Sloan Bashinsky Jr., Major's older brother, has theorized on his blog that Major was bisexual and feared being outed. Sloan Bashinsky Jr., however, has offered little or no evidence to support a claim that his brother was bisexual. Even if this is assumed to be true, one must ask some obvious questions: "If Major Bashinsky had lived with this issue for 63 years, why did he suddenly decide to end his life over it? If someone had threatened to out Major Bashinsky as bisexual, whether it was true or not, that could amount to extortion under state or federal law; why has no investigation seemingly been launched? If Sloan Bashinsky Jr. is on target about his theory, why has he apparently never been interviewed by authorities?"
For that matter, why is there little sign that anyone close to Major Bashinsky was interviewed about his state of mind?

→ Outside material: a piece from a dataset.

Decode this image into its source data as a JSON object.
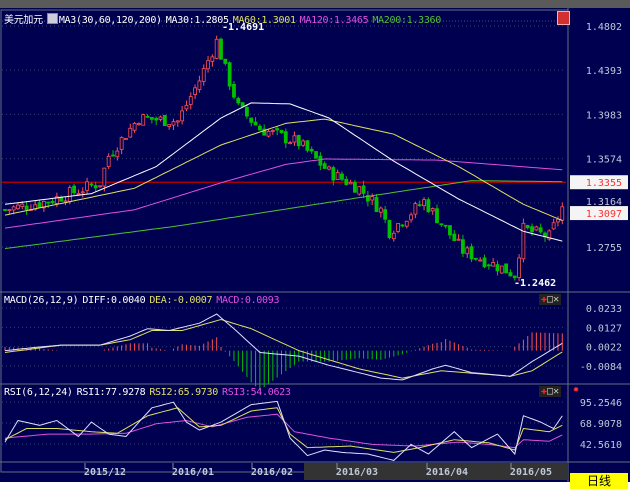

Certainly many suicide cases conclude with no clear answer as to why the decedent took his own life. But Major Bashinsky was well known, from one of Alabama's most prominent business families, and his death occurred in a highly public fashion. In such circumstances, as the Mike Flanagan case shows, it is common to look at what might have driven a person to suicide.
Those kinds of questions certainly have not been answered in the Major Bashinsky case. And it's not clear that they even have been asked.
Gary Simmons, the Jefferson County medical examiner, serves on the School of Medicine faculty at the University of Alabama at Birmingham (UAB). Reporter Lori Alexander Moore has requested an interview with Simmons about the Bashinsky case. He has not responded to voice messages left at his office.
Officials in Maryland followed the professional guidelines for making a determination of suicide in the Mike Flanagan case. Why were the same guidelines apparently not followed in the Alabama case of Major Bashinsky?